Maybe he’d been too quick in judging her; she’d picked up on his reluctance to talk about his past and hadn’t pressed him on it. He just hoped she did as well with her patients. He relaxed, confident he had himself under control again. It was getting easier as time went on and the flashbacks became fewer and less intense. “Yeah, we could use a good shower or two.” Last winter there hadn’t been a lot of snow, so too-little rain in the summer months increased the danger of wildfires in the heavily wooded national parkland surrounding the town. “I’ll water the planters before I leave this morning. That should guarantee at least a little rain.”

The corners of her mouth turned up in only a slight smile, but it was enough. It transformed her face and made him catch his breath. He wondered what she would look like if she really let go. Spectacular, he suspected.

“Same with washing your car. Works every time,” she said. “I’ll take my turn later in the week.”

“It’s no trouble. I’ve been taking care of them all summer.”

“So I’ve noticed,” she said drily. “When was the last time you deadheaded the petunias?”

“Uh, you’ve got me there.” Did she always have to be in charge? Be the one to give the orders? But her next words surprised him.

“We’ve got joint custody of the landscaping now, so I’ll do my share. How’s this for a division of labor—you water, I’ll weed. Deal?”

“Deal.” He considered holding out his hand to shake on the agreement but found himself reluctant to do so. He remembered how the softness of her palms against his that first day had electrified his nerve endings and then refused to fade away. Better not to touch her at all, no matter how casual the contact. Anyway, she’d probably take it as an insult, call it inappropriate conduct. She kept both her hands wrapped around her coffee mug as she rose from her seat. “Good. That’s settled. I’d better go. I have some things I need to research before office hours start.”

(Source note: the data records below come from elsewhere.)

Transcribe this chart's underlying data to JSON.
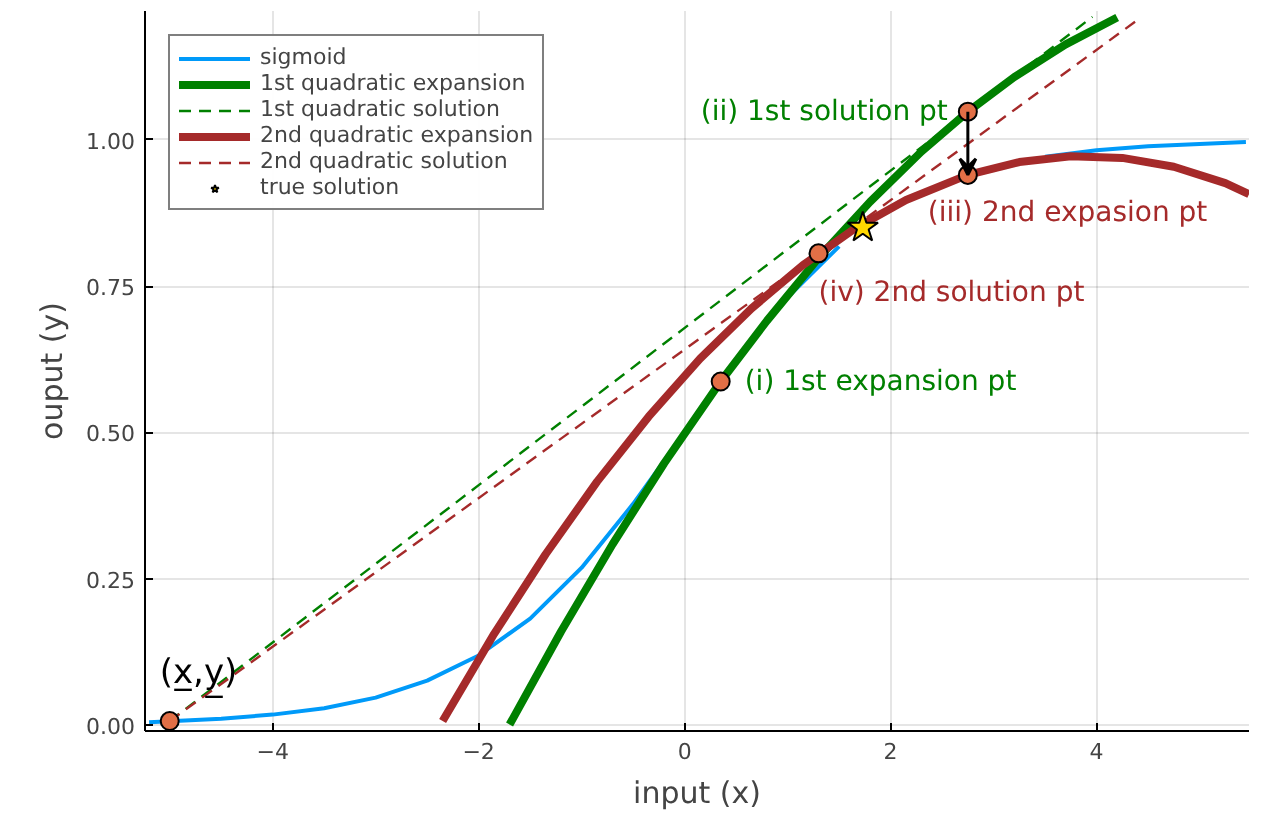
{
  "chart_data": {
    "type": "line",
    "xlabel": "input (x)",
    "ylabel": "ouput (y)",
    "xlim": [
      -5.24,
      5.48
    ],
    "ylim": [
      -0.01,
      1.22
    ],
    "xticks": [
      {
        "value": -4,
        "label": "−4"
      },
      {
        "value": -2,
        "label": "−2"
      },
      0,
      2,
      4
    ],
    "yticks": [
      {
        "value": 0,
        "label": "0.00"
      },
      {
        "value": 0.25,
        "label": "0.25"
      },
      {
        "value": 0.5,
        "label": "0.50"
      },
      {
        "value": 0.75,
        "label": "0.75"
      },
      {
        "value": 1,
        "label": "1.00"
      }
    ],
    "grid": true,
    "legend": "top left",
    "series": [
      {
        "name": "sigmoid",
        "color": "#009af9",
        "x": [
          -5.2,
          -4.5,
          -4,
          -3.5,
          -3,
          -2.5,
          -2,
          -1.5,
          -1,
          -0.5,
          0,
          0.5,
          1,
          1.5,
          2,
          2.5,
          3,
          3.5,
          4,
          4.5,
          5,
          5.45
        ],
        "values": [
          0.005,
          0.011,
          0.018,
          0.029,
          0.047,
          0.076,
          0.119,
          0.182,
          0.269,
          0.378,
          0.5,
          0.622,
          0.731,
          0.818,
          null,
          null,
          null,
          0.971,
          0.982,
          0.989,
          0.993,
          0.996
        ]
      },
      {
        "name": "1st quadratic expansion",
        "color": "#008000",
        "x": [
          -1.7,
          -1.2,
          -0.7,
          -0.2,
          0.35,
          0.8,
          1.3,
          1.8,
          2.3,
          2.75,
          3.2,
          3.7,
          4.2
        ],
        "values": [
          0.001,
          0.16,
          0.309,
          0.447,
          0.587,
          0.691,
          0.798,
          0.894,
          0.98,
          1.048,
          1.107,
          1.163,
          1.209
        ]
      },
      {
        "name": "1st quadratic solution",
        "color": "#008000",
        "line_style": "dashed",
        "x": [
          -5,
          2.75,
          3.96
        ],
        "values": [
          0.007,
          1.048,
          1.21
        ]
      },
      {
        "name": "2nd quadratic expansion",
        "color": "#a52a2a",
        "x": [
          -2.35,
          -1.85,
          -1.35,
          -0.85,
          -0.35,
          0.15,
          0.65,
          1.15,
          1.65,
          2.15,
          2.75,
          3.25,
          3.75,
          4.25,
          4.75,
          5.25,
          5.48
        ],
        "values": [
          0.007,
          0.156,
          0.292,
          0.416,
          0.527,
          0.626,
          0.712,
          0.786,
          0.848,
          0.897,
          0.94,
          0.962,
          0.972,
          0.969,
          0.954,
          0.926,
          0.907
        ]
      },
      {
        "name": "2nd quadratic solution",
        "color": "#a52a2a",
        "line_style": "dashed",
        "x": [
          -5,
          1.3,
          4.4
        ],
        "values": [
          0.007,
          0.807,
          1.205
        ]
      },
      {
        "color": "#e26f46",
        "type": "scatter",
        "marker": "circle",
        "x": [
          -5,
          0.35,
          2.75,
          2.75,
          1.3
        ],
        "values": [
          0.007,
          0.587,
          1.048,
          0.94,
          0.806
        ]
      },
      {
        "name": "true solution",
        "color": "#ffd700",
        "type": "scatter",
        "marker": "star",
        "x": [
          1.73
        ],
        "values": [
          0.85
        ]
      }
    ],
    "annotations": [
      {
        "text": "(i) 1st expansion pt",
        "x": 0.35,
        "y": 0.587
      },
      {
        "text": "(ii) 1st solution pt",
        "x": 2.75,
        "y": 1.048
      },
      {
        "text": "(iii) 2nd expasion pt",
        "x": 2.75,
        "y": 0.94
      },
      {
        "text": "(iv) 2nd solution pt",
        "x": 1.3,
        "y": 0.806
      },
      {
        "text": "(x̲,y̲)",
        "x": -5,
        "y": 0.007
      }
    ]
  }
}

He considered taking the reference to office hours as an opening to talk about their working arrangements. The situation was awkward for all of them at the clinic right now, as most of the patients were on his schedule and there was little chance to discuss which of those patients would be least upset to be moved to her care, as the doctor in charge.

So over the past couple of days, he’d taken the established patients while Callie had dealt with the walk-ins. She’d spent the rest of her workday reviewing their procedure list, making notes on her laptop, discussing with Bonnie and Leola the changes they would like to see when the clinic was remodeled, and generally avoiding being alone with him.

This practice wasn’t as structured as the military. The chain of command was clear as mud. Outside of the mandatory guidelines and protocols the hospital imposed on them, they had to work out their own routine, and Zach preferred to do that in private. The sooner the better. He opened his mouth to start the ball rolling but he’d waited too long.

“I’ll see you at the clinic,” she said, her hand already on the screen door handle as another long, low peal of thunder rumbled out over the lake, fainter than before and even farther away, as she had predicted. “It will be a zoo today with the carpet cleaners in the waiting room and the electrical inspector coming at noon. We’ll have to keep a pretty strict schedule this morning to have room for him.”

“I don’t like to rush my patients,” he said. There was no way he was going to turn into a clock-watching corporate sawbones just because she wanted to clear the schedule over the noon hour.